Finally, CMS (Centers for Medicare and Medicaid Services) moves to require Insurers (Carriers) to display a ‘STAR RATING’ for any of their products offered on Health insurance exchanges (Federal, State or private).
The CMS STAR RATINGS will be in effect for the OPEN ENROLLMENT (NOVEMBER 1st -DECEMBER 15th) for your health insurance coverage in 2020.
This requirement is intended to help consumers to make informed healthcare decisions for themselves and their dependents.
When announcing this initiative Senior CMS Administrator, Seema Verma made the point that “for the first time, consumers will have access to meaningful, simple to use information with which to compare the quality and price of plans on exchange websites”.
Ms. Verma went on to say “increasing transparency and competition drive better quality and cost, with the consumer benefitting most”.
Although MEDICARE ADVANTAGE PLANS have been required to use and display a 5 QUALITY RATING for some years OPEN ENROLLMENT (2020) is your first opportunity to compare all MEDICARE and MEDICAID plans (there are some exceptions) on a LIKE FOR LIKE BASIS.
How will it work?
Like most five-star Quality Rating Systems the overall CMS star rating (5 stars is best) reflects the performance in key areas.
In this case
- Medical care
- Member experience
- Plan Administration
We all make judgments and decisions based on our past experience, friends and colleague’s advice, expert opinions. Taking the family out for a meal for example – not so important as a health plan but the thought process is the same
- How good is the cooking?
- Has anyone I know been there?
- How good is the service?
Is it value for money?
The CMS Quality Rating System will provide consumers with easily understood information to compare quality, price, and performance of health care plans available on exchange websites including Healthcare.com
- The medical care assessment is based on how well the health care providers within the plan’s network manage member’s healthcare. This includes providing regular screenings, vaccines, and other basic health services
- The Member Experience star rating is based on the results of member satisfaction surveys focusing on their healthcare providers, doctors and the ease of access, e.g. appointments and services.

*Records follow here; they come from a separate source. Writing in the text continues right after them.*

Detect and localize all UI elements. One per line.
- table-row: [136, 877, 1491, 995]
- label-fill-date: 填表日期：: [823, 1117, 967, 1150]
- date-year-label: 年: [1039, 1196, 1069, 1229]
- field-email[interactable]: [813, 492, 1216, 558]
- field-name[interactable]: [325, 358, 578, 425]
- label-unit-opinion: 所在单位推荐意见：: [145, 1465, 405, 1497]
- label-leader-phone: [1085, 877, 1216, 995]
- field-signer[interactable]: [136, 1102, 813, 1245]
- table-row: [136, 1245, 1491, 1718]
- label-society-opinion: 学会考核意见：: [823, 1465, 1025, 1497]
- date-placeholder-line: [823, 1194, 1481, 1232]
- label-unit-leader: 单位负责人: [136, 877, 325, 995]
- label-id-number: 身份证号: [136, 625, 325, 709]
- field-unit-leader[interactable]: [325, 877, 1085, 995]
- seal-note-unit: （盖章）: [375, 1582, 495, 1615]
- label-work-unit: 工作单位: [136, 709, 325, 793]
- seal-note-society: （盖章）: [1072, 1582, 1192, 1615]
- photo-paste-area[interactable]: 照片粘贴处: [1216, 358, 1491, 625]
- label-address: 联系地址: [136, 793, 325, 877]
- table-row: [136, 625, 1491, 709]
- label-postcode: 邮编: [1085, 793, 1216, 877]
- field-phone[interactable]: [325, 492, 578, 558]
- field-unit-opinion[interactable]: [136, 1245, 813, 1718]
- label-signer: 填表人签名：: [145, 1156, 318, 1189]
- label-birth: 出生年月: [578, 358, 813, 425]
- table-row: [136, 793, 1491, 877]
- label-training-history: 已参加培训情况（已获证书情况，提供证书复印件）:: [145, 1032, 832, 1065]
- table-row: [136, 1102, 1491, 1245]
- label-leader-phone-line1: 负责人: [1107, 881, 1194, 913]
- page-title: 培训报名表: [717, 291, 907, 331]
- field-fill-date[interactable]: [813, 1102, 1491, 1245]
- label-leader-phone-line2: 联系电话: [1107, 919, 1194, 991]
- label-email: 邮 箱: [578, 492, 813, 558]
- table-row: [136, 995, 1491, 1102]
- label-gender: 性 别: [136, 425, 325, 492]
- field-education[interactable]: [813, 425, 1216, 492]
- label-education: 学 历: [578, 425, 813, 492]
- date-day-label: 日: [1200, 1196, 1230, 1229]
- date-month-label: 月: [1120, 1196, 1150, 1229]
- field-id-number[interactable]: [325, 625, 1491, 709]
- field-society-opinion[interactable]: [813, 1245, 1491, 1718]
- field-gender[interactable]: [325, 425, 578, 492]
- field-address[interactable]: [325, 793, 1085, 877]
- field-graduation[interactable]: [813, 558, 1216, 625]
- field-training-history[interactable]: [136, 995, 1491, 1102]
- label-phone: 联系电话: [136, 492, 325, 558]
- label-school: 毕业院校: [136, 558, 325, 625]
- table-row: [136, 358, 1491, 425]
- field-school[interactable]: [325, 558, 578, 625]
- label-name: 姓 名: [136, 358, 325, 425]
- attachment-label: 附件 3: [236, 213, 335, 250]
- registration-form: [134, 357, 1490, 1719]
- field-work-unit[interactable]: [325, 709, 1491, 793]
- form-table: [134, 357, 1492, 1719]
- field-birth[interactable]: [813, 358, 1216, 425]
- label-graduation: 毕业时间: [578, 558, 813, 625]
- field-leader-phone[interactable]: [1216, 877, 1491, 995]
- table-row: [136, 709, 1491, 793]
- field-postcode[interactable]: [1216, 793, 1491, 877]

- This is a measure of how effectively a plan is run. The
rating takes account of
- Customer Service
- Availability of necessary information appropriately presented
- Network providers facilitating appropriate tests and treatment in a timely fashion
The QRS (Quality Rating System) is a determined step in the direction of providing enrollees with an independent tool for assessing the appropriateness and quality of the health plans on offer through the Health Insurance exchanges.
The CMS star rating system may seem simplistic, but it is based on over 35 measurements of Medical Care, User satisfaction and administrative excellence.
HAS THE QRS BEEN TESTED?
Short answer YES
CMS piloted the use of this approach in Virginia and Wisconsin during open enrollment in 2017 and 2018 and last year included Michigan, Montana and New Hampshire.
The QRS will be operational in all States for the 2020 open enrollment.
For the upcoming Open Enrollment CMS will be publishing star ratings and the data on which they are based in a Public Use File (PUF). BUT remember, these are based on the 2019 plan data. Not all plans now available were eligible for the QRS assessment last year. The absence of a rating is not necessarily an indicator of quality.
This is your opportunity to review your health insurance needs for 2020 against a set of independent criteria.
You may change your plan as a result of this program. You may stay with your existing insurer with more confidence!
In either case, QRS will be doing the job for which it was designed. To help you, the consumer to make the RIGHT CHOICE, the INFORMED choice for YOU.